Crews Knock Down 7-alarm Boston Fire - NECN

Crews Knock Down 7-alarm Boston Fire



    40 people were displaced; Boston Fire Dep. Chief Fleming says building lacked fully updated sprinkler systems, standpipes (Published Tuesday, Feb. 11, 2014)

    (NECN: Nicole Jacobs, Boston) - The scene was massive - the blaze destructive - as 31 Massachusetts Avenue in the Back Bay section of Boston fell victim to fire.

    Ladder trucks and firefighters battled the blaze in the six-floor building.

    According to the Boston Fire Department, fire investigators say the fire was caused by the careless disposal of smoking material on the fifth floor.

    "At one point, we about had the most volume of fire you can have coming out of the apartment's two windows," said Boston Fire Deputy Chief Joseph Fleming.

    It escalated to seven alarms, blocking off countless roads, just to make way for firefighters to do their job.

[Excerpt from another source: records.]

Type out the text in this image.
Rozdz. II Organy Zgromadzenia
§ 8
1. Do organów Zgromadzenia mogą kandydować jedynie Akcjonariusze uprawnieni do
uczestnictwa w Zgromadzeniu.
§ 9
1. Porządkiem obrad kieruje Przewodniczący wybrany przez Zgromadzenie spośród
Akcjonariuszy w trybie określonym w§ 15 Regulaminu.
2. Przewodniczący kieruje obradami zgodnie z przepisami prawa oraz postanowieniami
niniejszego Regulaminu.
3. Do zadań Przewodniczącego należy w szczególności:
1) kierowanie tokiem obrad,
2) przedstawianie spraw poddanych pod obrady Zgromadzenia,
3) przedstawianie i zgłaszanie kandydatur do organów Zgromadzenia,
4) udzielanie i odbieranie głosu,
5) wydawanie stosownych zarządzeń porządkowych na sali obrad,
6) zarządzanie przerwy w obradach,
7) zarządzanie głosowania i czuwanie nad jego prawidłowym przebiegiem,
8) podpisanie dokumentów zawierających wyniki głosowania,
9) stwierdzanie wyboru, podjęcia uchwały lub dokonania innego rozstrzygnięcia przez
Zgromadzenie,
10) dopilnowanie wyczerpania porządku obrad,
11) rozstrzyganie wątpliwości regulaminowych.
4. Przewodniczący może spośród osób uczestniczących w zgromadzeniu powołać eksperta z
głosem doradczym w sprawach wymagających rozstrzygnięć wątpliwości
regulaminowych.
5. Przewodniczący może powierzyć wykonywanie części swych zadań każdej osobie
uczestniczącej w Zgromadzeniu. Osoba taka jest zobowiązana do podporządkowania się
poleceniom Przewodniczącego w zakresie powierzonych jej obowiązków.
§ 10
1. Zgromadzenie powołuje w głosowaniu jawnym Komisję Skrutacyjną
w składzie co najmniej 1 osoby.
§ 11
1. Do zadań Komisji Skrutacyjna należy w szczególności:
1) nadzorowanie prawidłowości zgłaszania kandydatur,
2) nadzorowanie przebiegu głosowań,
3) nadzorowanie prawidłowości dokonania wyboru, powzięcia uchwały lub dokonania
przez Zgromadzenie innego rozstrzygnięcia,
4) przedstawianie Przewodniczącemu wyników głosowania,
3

    "We do a primary search on the fire floors, so we checked every apartment, and we also do a secondary search afterwards, just to make sure, so we didn't find anybody," said Fleming.

    Adding to the fast-moving flames, the building is one of 50 in the city of Boston that doesn't have updated sprinkler systems, simply because of the language of the law.

    "We're going to look at this now, and talk to the legislature and see if we have to file something to catch these other buildings," said Mayor Marty Walsh.

    Upwards of 40 people were displaced.

    David Schwartz lives on the sixth floor, where the fire spread.

    "They told us there's water damage, there's smoke damage, there's heat damage," he said.

    And the damage is extensive - an estimated $2.5 million so far. But even with that, there is the calm of knowing no one was hurt.

    "They told us everybody had been accounted for, so there's a big relief there," said Schwartz.

    But as residents are escorted inside to gather whatever belonging they can, it's unclear when they'll be allowed back and just how much they're able to salvage.